Yon Regan
Many are asking how the new tax law will affect cost segregation and 1031 exchanges. We should all note that due to some of the rule changes there are conflicts that will need to be addressed. Presently there is a lack of clarity on this matter. There are no definitive rules, and there is no IRS guidance at this time. The service will need to clarify this and several other items where these conflicts exist. What is outlined below are several possible outcomes and my prediction as to what is likely to happen.
The new law says 1031 exchanges only apply to real property. The challenge arises because, with the sale of commercial and multi-family real estate, personal property and real property are co-mingled. One of the central reasons (while not the only reason) we do a cost segregation study is to identify IRS §1245 – personal property, which, cannot be exchanged under the new 1031 rules. So, what do we do? Because the personal property and real property are intermingled in a 1031 exchange of commercial real estate, this point has become muddy.
With regard to 1031s, I see four possible scenarios. Three of them would benefit from a cost segregation study and one might not. I would point out however that in the last scenario, the person or group doing the exchange probably should reconsider doing an exchange at all.
1. No segregation of personal property was made on a relinquished property.
In this scenario, little if anything changes from the way things are now. We can only segregate the residual basis, same as before. The one difference being that everything we can identify and segregate in the acquired property with a class life of fewer than 20 years can be immediately expensed under the 100% bonus depreciation rules.
2. The relinquished property was segregated and the IRS reverts to prior rules.
The service has indicated they may backtrack on the issue of including personal property in the exchange of real estate. If this happens, little changes from the current methods used. As above, the major difference between how we handle things now vs. how we handled things in the past is the bonus depreciation being applied to the short life assets.
3. The relinquished property was segregated and personal property is excluded.
The person or group in the exchange will have to determine the sale value of the short life property they had segregated and then determine if there is any recapture on that property. Remember that the recapture of real property is not the same as with real estate. Unlike recapture on real property depreciation, you only pay recapture on the difference between the non-depreciated remaining basis (on a straight line calculation) and what you sell it for. So with a little planning, there should be little if any recapture if an exchange was part of the owner’s original plan. Same as above on the cost seg of the residual basis post exchange.
4. Segregation of personal property was made on the relinquished property but there is little difference in values between relinquished and acquired property.

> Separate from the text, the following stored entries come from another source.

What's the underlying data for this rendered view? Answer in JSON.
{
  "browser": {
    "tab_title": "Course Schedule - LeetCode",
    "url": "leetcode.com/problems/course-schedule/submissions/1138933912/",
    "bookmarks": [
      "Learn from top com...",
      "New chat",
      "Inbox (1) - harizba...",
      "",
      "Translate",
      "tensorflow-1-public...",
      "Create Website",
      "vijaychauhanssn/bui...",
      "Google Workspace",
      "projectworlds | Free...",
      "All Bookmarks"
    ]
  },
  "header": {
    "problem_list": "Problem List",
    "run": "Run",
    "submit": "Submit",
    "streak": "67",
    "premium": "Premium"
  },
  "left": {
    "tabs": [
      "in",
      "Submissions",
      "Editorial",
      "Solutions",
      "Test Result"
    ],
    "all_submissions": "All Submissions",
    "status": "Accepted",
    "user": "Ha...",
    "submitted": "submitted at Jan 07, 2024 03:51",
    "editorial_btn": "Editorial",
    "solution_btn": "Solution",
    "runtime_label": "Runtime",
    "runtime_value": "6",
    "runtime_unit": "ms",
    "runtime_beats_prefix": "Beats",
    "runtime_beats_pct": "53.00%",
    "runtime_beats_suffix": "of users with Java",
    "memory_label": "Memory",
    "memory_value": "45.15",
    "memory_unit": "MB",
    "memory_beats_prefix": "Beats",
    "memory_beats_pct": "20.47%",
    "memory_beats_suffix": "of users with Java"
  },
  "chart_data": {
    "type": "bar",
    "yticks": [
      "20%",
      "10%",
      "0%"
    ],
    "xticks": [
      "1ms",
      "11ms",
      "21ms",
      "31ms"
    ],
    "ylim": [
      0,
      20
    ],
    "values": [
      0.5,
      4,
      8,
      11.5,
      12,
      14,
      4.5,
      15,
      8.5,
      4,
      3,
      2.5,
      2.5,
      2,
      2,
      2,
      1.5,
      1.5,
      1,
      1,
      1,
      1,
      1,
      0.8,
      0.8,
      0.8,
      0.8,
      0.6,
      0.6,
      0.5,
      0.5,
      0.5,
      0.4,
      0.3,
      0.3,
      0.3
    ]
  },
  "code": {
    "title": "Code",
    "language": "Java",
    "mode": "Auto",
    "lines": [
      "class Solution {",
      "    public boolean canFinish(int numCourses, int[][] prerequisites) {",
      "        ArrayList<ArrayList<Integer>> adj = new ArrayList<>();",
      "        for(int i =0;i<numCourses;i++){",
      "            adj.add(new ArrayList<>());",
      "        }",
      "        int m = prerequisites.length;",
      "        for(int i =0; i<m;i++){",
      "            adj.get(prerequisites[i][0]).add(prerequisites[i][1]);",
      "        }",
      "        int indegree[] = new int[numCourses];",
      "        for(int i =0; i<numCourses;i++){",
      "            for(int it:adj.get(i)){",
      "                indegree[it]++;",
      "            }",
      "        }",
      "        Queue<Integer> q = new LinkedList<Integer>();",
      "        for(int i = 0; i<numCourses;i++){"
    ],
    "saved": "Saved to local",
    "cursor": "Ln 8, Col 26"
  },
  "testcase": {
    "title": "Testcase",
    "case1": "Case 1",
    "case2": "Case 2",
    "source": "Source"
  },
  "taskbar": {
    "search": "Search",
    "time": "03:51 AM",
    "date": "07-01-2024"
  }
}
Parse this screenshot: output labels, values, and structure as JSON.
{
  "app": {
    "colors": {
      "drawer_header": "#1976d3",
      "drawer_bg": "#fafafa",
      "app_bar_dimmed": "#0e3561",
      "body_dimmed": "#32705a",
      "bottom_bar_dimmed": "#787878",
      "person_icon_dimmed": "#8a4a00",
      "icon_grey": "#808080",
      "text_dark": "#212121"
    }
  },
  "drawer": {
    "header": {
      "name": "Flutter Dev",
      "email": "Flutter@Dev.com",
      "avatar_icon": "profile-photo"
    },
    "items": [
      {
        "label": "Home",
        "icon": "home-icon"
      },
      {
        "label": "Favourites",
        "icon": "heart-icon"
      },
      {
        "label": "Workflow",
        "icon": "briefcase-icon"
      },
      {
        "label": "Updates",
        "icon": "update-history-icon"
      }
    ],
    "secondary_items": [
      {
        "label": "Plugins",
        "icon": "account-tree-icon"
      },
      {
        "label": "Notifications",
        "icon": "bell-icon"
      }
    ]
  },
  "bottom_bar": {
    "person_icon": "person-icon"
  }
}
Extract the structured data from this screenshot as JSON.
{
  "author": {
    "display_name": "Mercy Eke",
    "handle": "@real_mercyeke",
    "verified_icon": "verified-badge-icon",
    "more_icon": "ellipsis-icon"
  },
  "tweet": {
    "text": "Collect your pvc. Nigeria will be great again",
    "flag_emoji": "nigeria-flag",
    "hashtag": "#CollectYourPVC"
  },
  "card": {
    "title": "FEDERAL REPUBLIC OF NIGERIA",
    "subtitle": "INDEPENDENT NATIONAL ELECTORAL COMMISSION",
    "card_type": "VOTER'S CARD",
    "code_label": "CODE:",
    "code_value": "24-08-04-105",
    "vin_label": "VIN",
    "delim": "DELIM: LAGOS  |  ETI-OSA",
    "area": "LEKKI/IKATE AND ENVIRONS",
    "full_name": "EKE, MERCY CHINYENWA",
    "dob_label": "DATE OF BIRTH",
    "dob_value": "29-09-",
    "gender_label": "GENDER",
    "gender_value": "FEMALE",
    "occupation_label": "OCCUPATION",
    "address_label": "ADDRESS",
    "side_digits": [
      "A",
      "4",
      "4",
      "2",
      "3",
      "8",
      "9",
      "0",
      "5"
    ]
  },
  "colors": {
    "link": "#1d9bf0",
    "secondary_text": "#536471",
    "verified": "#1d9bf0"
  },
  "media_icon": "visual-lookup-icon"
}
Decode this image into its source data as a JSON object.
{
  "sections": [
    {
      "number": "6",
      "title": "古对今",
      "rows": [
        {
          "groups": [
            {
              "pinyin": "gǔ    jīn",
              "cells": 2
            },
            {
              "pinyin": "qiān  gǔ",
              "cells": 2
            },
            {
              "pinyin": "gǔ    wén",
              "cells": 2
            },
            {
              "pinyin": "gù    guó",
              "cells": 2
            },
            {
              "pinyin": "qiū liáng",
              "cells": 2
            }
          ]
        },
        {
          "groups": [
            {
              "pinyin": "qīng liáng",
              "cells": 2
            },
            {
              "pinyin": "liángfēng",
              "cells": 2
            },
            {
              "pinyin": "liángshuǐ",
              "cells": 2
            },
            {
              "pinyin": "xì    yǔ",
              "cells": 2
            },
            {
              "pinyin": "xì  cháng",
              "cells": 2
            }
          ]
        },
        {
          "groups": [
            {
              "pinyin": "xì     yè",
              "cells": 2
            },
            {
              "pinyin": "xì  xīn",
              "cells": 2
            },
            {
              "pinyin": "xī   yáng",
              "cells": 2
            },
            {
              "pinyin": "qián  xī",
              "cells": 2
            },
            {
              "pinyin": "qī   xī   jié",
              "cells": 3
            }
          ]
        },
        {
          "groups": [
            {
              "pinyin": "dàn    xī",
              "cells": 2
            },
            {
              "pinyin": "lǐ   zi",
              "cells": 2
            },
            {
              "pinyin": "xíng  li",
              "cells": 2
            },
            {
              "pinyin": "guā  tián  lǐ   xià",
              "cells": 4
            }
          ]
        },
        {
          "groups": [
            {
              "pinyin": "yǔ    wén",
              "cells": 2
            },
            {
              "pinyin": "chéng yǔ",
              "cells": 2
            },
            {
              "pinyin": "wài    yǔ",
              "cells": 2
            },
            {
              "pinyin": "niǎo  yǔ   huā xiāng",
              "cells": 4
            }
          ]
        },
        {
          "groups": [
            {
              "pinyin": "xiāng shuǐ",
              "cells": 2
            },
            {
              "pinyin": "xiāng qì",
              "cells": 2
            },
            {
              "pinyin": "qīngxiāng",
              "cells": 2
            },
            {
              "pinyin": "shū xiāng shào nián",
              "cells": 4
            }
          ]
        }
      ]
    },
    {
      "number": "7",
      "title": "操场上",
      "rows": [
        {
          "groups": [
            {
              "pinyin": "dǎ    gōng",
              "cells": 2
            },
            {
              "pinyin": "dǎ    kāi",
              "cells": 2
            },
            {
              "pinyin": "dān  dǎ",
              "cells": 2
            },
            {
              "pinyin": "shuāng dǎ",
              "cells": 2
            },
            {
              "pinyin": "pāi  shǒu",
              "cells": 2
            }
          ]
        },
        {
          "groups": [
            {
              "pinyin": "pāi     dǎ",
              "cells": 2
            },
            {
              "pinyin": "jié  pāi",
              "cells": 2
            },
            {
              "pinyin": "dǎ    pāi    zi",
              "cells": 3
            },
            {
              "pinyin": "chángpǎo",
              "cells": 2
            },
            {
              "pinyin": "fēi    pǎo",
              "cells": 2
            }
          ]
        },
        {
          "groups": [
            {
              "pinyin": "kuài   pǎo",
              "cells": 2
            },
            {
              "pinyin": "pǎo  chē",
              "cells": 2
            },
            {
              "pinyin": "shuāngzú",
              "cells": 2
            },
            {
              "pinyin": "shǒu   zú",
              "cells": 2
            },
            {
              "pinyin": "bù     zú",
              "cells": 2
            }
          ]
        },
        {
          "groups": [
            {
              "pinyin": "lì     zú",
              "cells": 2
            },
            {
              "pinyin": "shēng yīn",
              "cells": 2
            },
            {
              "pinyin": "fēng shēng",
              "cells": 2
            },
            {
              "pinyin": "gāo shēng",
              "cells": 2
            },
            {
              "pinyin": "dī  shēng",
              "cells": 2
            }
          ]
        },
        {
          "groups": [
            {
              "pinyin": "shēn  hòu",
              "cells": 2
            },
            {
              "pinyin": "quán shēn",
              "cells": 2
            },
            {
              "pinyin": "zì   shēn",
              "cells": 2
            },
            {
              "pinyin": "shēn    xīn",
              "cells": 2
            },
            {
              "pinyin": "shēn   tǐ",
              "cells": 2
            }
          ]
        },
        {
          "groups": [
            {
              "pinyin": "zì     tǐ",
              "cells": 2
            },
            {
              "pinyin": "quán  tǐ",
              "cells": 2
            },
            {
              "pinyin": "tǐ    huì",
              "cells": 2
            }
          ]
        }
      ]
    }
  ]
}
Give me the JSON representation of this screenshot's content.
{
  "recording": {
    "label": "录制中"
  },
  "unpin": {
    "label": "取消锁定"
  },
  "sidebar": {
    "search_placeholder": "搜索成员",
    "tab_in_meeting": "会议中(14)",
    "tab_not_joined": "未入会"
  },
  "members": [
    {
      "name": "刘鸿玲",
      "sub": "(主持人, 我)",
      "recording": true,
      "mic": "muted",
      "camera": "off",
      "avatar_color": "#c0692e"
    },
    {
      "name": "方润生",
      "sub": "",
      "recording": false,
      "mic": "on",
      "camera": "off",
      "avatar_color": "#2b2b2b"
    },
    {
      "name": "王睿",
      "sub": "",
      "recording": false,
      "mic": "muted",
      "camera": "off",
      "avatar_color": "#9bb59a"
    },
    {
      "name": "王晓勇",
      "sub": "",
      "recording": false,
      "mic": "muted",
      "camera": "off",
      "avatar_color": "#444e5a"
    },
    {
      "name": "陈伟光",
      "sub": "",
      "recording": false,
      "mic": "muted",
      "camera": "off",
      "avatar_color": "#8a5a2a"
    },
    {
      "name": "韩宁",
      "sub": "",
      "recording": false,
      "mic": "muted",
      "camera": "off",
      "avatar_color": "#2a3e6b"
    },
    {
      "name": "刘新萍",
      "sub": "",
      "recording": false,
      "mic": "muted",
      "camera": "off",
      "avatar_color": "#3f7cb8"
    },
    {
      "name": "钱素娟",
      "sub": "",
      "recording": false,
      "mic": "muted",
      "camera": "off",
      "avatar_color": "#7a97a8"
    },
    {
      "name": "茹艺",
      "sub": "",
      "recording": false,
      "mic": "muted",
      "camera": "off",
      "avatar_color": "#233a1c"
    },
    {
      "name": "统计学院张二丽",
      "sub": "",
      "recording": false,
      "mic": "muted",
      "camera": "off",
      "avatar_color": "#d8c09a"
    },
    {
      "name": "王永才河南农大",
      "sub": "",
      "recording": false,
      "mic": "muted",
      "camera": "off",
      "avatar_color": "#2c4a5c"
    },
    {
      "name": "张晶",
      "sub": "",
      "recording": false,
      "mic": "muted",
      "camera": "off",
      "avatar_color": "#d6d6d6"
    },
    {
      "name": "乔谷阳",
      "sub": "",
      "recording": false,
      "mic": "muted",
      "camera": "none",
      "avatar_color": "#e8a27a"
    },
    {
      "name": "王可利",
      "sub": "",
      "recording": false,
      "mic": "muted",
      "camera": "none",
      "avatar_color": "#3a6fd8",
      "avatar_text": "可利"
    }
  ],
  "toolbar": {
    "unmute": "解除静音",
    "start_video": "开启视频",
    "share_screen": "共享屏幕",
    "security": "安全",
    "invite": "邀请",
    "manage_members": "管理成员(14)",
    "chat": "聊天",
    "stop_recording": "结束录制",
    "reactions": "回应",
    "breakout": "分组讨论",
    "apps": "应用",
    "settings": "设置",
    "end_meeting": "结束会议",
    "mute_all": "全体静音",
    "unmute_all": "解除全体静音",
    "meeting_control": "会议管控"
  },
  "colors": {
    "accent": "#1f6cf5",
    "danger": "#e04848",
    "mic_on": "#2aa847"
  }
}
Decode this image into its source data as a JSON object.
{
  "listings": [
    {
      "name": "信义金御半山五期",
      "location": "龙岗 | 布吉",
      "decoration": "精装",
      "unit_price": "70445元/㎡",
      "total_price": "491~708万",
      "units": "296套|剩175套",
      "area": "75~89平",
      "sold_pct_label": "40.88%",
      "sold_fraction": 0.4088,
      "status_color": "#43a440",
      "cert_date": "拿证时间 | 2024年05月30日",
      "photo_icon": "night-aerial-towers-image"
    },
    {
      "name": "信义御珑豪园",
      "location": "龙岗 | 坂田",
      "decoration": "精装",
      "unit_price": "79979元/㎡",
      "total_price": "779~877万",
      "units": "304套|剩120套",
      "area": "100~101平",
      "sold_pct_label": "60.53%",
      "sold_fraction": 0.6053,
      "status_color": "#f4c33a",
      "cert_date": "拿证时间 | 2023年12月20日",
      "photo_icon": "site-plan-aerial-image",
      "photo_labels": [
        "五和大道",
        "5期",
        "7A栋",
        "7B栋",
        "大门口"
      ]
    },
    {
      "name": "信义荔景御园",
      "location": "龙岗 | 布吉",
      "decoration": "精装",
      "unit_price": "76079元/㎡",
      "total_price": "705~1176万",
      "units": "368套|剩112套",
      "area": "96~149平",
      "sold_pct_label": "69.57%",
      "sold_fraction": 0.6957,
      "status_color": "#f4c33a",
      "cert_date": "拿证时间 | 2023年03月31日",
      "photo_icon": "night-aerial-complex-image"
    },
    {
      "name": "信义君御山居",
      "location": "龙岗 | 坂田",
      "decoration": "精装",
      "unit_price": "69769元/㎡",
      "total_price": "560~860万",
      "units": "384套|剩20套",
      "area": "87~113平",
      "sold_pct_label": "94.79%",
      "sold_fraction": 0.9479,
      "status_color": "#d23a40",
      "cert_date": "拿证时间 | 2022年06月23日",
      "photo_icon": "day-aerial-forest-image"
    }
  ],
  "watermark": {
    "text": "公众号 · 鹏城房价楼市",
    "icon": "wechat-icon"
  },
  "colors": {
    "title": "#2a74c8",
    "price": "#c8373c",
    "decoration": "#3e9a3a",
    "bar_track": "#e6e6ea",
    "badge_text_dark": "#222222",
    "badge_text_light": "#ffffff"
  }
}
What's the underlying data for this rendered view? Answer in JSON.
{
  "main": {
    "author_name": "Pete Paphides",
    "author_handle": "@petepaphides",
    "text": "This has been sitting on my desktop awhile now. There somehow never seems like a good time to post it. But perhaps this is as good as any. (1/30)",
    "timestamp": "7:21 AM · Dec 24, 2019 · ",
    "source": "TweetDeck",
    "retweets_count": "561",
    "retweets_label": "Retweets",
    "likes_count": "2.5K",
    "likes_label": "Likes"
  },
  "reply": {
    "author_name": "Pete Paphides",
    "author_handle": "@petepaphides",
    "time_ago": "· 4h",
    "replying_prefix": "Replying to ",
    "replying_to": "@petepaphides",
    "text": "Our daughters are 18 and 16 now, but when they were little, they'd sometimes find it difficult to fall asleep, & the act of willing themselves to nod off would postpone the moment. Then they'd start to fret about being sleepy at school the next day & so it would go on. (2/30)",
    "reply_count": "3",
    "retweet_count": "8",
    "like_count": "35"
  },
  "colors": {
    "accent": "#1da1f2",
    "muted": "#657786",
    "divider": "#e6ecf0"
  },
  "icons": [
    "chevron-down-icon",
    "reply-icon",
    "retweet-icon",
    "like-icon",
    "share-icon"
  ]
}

This is one where the owner can potentially be exposed to recapture on personal property and no way to make it up with the acquired property. Imagine a situation where the owner was aggressive with declining balance treatment of the segregated assets on the relinquished property and, where they constituted a significant percentage of the building basis. Because recapture here is calculated on the nondepreciated remaining basis using a straight line depreciation convention, it is possible that even if the property is sold at that value, the owner will have to recapture the amount of depreciation that was accelerated. This is were 200 DB can work against you. The assumption here is that the residual basis is negligible and so the benefit of even the bonus depreciation on the acquired property is not enough to justify the cost of doing another cost segregation study. Not a completely horrible situation but one might ask why bother going through the exchange in the first place.
At the moment, everyone is at the mercy of the IRS and what the final rules will actually look like. So, the best we can do is operate reasonably, with sound data and solid methodology.
As for me, I am putting my money on option #3 because it is consistent with the core or general direction of the new law. It will complicate things a little for the owner but will wind up giving us a little more to work with on the acquired property side. In the short term, we will also be able to take significant advantage of the generous bonus depreciation rules. While there will be a small downside for owners who exchange property they have not owned for very long, longer-term owners will realize that much of their recapture fears were no more real than the monster under the bed.